The “B” might stand for Bland this time around, since that’s what this movie really is.
While “Men in Black International” takes place in the same universe as the first three pictures, this one serves as a sort of ‘soft’ reboot. New characters, different aliens and an unfamiliar threat.
This time around, the movie follows Molly/Agent M (Tessa Thompson), a young woman who saw the Men In Black as a child and has always wanted to be part of the group. When she finally stumbles across the organization, she’s able to join and her first assignment is to go to London for an investigation.
There, she crosses paths with hot shot Agent H (Chris Hemsworth), who gained fame for being involved with stopping a massive alien invasion. The two start to work together on a case that at first seems simple, but soon unravels a plot that may be compromising MIB itself.
While it introduces new characters, “MIB International” largely follows the same path as its predecessors. Despite featuring an interstellar cast, the picture remains largely in the buddy cop genre, and unfortunately, like “Men in Black II” and “III,” “International” doesn’t match the original movie.

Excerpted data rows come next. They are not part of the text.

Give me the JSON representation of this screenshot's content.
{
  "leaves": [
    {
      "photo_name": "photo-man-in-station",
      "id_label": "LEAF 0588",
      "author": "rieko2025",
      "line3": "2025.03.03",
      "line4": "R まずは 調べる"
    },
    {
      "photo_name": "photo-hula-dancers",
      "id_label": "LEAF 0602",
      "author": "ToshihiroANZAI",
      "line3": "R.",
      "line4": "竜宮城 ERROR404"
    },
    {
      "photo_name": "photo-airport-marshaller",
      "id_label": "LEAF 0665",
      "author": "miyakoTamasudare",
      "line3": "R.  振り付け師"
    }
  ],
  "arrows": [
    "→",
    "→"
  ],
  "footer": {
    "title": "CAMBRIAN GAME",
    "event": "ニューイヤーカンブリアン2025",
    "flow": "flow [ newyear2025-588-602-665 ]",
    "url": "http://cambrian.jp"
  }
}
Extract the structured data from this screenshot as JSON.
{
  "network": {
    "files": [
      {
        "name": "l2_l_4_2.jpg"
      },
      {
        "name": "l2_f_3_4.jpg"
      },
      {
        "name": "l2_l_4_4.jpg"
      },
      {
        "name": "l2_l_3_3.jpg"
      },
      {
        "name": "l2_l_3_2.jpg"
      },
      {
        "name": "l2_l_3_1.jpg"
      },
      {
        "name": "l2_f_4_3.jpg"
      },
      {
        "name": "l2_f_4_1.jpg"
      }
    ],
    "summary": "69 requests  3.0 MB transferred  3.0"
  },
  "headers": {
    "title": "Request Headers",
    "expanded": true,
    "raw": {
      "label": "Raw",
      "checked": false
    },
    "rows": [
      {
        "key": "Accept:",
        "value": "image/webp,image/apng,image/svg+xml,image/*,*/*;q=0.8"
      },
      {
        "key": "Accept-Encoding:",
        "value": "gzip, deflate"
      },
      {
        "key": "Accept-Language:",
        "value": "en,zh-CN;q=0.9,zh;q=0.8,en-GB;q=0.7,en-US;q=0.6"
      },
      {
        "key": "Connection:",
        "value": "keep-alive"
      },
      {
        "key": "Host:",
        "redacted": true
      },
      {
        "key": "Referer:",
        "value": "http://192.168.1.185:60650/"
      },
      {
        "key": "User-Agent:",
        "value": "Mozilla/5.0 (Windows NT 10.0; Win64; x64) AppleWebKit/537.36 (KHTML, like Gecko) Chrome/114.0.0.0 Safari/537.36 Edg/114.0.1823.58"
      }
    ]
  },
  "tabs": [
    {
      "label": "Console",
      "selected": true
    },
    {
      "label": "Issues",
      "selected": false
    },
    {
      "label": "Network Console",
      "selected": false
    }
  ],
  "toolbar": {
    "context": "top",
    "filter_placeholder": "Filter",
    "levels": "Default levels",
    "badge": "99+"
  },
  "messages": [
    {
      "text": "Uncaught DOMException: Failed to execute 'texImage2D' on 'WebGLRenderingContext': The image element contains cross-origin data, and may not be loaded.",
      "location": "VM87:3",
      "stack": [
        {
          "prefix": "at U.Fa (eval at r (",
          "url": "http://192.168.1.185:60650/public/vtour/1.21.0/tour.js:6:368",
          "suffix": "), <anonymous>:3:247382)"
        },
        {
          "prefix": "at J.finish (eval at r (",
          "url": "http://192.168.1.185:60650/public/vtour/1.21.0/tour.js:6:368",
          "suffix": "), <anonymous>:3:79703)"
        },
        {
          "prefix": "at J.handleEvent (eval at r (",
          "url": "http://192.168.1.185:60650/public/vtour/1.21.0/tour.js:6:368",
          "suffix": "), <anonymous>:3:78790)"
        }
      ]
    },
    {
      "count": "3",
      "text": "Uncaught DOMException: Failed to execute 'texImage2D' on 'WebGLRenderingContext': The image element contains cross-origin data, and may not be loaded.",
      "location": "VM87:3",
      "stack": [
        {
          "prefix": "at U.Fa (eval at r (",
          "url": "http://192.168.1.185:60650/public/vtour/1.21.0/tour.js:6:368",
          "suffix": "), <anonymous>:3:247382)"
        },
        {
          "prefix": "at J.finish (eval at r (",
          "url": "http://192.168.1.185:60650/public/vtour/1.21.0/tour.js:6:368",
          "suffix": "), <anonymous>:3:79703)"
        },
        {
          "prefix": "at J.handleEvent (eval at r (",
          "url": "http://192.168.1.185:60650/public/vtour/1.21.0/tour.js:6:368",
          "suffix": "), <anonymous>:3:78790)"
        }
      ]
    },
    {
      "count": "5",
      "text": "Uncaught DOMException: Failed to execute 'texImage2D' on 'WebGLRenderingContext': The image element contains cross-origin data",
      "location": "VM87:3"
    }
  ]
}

One of the issues is the film just seems to go through the motions of its predecessors, without doing all that much new. There aren’t enough chances taken in this picture to separate it from what’s come before. One could argue the animated series had more ideas to spice up the concept than this picture.
The characters investigate and meet some aliens along the way but it never does much with them other than a quick quip about how they look.
Along with going rather stale with the story and sci-fi elements, it’s also noticeable how low the stakes are here. The film tells the audience that there is a world-ending threat right around the corner, but this isn’t really displayed much. Not to say this needs “Godzilla” or Marvel levels of destruction and mayhem, but the threat just isn’t well pronounced. It also doesn’t help that the villains are probably the worst the franchise has ever had.
A saving grace for the picture, fortunately, is Hemsworth and Thompson, who’ve worked together before in “Thor Ragnarok.” Both are charismatic performers with a lot of charm and it helps immensely in this case. Plus, the two of them share a really nice on screen chemistry.
To give more credit, Thompson’s character’s fangirling as she joins the MIB and gets to try out all of the gadgets is pretty fun, too. It’s a pretty good contrast to Will Smith’s character, who came into the organization completely unaware.
The supporting cast, though, is just OK. Liam Neeson is fine as the MIB leader, but Kumail Nanjiani’s voice acting as a miniature alien gets old really fast. It also doesn’t help that many of the alien characters are mostly just CGI creatures rather than looking more practical.
Overall, “Men In Black International” is a largely forgettable installment, despite having two promising main performers. It’s a shame a movie made to breathe new life into the franchise is so flat. 2.25 out of 5.